Akhir bulan September lalu selaiknya diperingati sebagai pekan horor nasional. Pertama, film reboot Pengabdi Setan arahan Joko Anwar telah diputar secara perdana pada tanggal 28 September dan sukses menyebarkan histeria massal karena kini sudah ditonton setidaknya 1,7 juta orang. Kedua, film kolosal Penumpasan Pengkhianatan G30S PKI yang menceritakan kisah sadisme anggota Partai Komunis Indonesia kembali ramai diperbincangkan di Youtube dan media massa, bahkan juga ditayangkan di depan publik dan anak-anak untuk memperingati hari 30 September. Ketiga, Setya Novanto sakit parah dan terbaring di rumah sakit, tapi jarum infusnya ternyata tidak terpasang di punggung tangan. Apakah ini wabah penyakit baru?
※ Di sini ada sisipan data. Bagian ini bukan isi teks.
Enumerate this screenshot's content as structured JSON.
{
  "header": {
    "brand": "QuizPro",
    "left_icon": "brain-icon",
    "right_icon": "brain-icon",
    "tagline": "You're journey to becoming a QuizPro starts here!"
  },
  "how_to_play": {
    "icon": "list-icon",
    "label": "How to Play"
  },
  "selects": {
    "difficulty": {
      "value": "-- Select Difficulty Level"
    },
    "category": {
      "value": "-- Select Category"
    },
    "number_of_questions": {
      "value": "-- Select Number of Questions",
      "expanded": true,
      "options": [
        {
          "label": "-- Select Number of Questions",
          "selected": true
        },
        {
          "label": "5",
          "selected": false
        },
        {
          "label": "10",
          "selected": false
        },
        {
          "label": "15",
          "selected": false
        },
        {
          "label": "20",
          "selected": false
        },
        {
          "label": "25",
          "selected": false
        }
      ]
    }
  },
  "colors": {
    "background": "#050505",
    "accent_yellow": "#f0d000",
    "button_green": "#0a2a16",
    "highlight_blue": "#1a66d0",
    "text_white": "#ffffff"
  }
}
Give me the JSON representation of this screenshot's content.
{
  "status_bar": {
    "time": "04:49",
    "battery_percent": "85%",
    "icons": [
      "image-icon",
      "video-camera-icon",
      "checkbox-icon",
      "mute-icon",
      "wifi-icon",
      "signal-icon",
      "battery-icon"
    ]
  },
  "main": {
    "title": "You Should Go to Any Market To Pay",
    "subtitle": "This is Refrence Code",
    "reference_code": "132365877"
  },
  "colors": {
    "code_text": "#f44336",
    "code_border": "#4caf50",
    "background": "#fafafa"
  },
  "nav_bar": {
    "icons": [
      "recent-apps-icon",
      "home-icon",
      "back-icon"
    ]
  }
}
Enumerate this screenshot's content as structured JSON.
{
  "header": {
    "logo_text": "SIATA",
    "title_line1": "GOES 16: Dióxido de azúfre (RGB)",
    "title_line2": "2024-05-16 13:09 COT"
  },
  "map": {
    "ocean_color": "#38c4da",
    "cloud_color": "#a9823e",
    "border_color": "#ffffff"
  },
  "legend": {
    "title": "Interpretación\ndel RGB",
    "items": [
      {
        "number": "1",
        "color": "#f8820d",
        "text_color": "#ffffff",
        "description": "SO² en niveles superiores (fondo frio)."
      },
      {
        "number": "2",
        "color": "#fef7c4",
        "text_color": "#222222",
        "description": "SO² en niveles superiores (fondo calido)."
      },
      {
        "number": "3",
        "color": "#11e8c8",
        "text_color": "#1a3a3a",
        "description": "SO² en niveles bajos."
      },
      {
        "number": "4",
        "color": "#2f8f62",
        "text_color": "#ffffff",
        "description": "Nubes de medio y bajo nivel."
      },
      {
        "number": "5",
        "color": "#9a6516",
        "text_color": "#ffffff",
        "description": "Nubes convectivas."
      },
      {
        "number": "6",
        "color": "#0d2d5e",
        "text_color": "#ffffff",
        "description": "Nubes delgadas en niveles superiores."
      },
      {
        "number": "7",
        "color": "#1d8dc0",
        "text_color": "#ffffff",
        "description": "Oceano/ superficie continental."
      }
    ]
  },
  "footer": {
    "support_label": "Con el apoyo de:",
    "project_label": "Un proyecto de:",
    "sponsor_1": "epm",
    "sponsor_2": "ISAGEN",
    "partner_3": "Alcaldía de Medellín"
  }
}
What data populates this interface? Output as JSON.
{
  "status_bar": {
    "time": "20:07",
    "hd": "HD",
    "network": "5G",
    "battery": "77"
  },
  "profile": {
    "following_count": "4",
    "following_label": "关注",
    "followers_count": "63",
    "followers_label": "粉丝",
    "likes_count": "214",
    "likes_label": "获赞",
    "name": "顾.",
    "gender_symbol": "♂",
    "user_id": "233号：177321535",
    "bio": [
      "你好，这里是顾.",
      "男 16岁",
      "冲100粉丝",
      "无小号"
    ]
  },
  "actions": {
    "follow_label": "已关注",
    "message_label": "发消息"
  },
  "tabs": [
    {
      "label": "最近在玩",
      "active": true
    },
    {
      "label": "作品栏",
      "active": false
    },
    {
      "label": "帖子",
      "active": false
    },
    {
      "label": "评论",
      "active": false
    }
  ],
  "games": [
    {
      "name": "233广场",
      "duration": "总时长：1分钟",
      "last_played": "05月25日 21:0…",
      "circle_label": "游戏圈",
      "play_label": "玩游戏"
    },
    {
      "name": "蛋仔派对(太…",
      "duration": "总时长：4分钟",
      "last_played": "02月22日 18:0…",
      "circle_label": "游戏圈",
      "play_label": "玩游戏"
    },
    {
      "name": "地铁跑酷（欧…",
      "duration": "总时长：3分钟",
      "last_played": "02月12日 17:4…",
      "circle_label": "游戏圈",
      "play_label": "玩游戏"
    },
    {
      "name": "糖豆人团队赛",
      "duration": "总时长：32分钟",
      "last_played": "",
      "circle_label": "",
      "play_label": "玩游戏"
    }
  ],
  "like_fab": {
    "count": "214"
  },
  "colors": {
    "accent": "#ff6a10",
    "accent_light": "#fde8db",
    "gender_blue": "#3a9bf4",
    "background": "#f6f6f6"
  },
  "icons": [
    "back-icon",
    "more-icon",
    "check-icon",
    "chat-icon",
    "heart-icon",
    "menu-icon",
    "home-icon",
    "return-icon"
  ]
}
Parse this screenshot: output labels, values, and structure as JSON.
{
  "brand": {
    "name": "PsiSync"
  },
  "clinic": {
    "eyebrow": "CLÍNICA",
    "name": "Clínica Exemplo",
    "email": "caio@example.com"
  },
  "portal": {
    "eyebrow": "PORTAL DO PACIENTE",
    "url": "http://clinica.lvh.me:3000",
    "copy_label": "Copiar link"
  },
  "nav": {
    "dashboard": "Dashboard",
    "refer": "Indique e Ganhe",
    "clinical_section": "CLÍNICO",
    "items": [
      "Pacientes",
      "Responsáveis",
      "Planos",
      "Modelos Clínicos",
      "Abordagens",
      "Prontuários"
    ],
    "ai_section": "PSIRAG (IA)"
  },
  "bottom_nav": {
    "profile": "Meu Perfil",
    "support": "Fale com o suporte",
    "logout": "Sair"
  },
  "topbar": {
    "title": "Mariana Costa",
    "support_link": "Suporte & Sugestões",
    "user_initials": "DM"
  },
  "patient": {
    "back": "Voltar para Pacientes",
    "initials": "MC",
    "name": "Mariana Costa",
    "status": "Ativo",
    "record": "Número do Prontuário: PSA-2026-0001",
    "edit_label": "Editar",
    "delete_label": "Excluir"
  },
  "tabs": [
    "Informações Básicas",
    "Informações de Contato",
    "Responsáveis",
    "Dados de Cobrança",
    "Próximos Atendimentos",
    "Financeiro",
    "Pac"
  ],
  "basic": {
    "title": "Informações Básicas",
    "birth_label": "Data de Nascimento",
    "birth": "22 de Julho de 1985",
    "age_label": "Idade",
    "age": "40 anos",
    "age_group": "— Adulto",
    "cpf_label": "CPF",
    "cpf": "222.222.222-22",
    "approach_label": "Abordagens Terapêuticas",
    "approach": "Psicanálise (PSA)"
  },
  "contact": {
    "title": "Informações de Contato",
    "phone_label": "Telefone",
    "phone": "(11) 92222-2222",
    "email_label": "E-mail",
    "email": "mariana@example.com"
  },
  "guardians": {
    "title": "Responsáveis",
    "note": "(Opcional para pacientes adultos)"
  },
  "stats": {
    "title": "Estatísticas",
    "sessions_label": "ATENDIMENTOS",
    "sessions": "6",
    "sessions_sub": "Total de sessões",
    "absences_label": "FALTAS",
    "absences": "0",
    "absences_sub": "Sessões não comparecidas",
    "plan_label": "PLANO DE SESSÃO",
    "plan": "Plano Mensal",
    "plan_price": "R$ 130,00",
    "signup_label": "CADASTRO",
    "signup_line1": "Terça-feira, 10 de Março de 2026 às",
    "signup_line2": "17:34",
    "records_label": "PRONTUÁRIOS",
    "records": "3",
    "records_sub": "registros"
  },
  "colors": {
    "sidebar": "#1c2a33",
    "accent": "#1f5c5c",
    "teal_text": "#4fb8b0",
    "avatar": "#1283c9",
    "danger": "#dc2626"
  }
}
Sungguh horor. TRAVEL
Kita bahas dulu dua momentum horor yang pertama, yakni Pengabdi Setan dan Penumpasan Pengkhianatan G30S PKI. Mana yang lebih seram?
1. Pengabdi Setan, sebuah pengkhianatan terhadap versi aslinya
Sederhana saja, saya tidak percaya hantu dan hal-hal gaib. Tapi agar tulisan ini tidak selesai di sini dan jadi artikel tipu-tipu, maka saya akan pura-pura takut.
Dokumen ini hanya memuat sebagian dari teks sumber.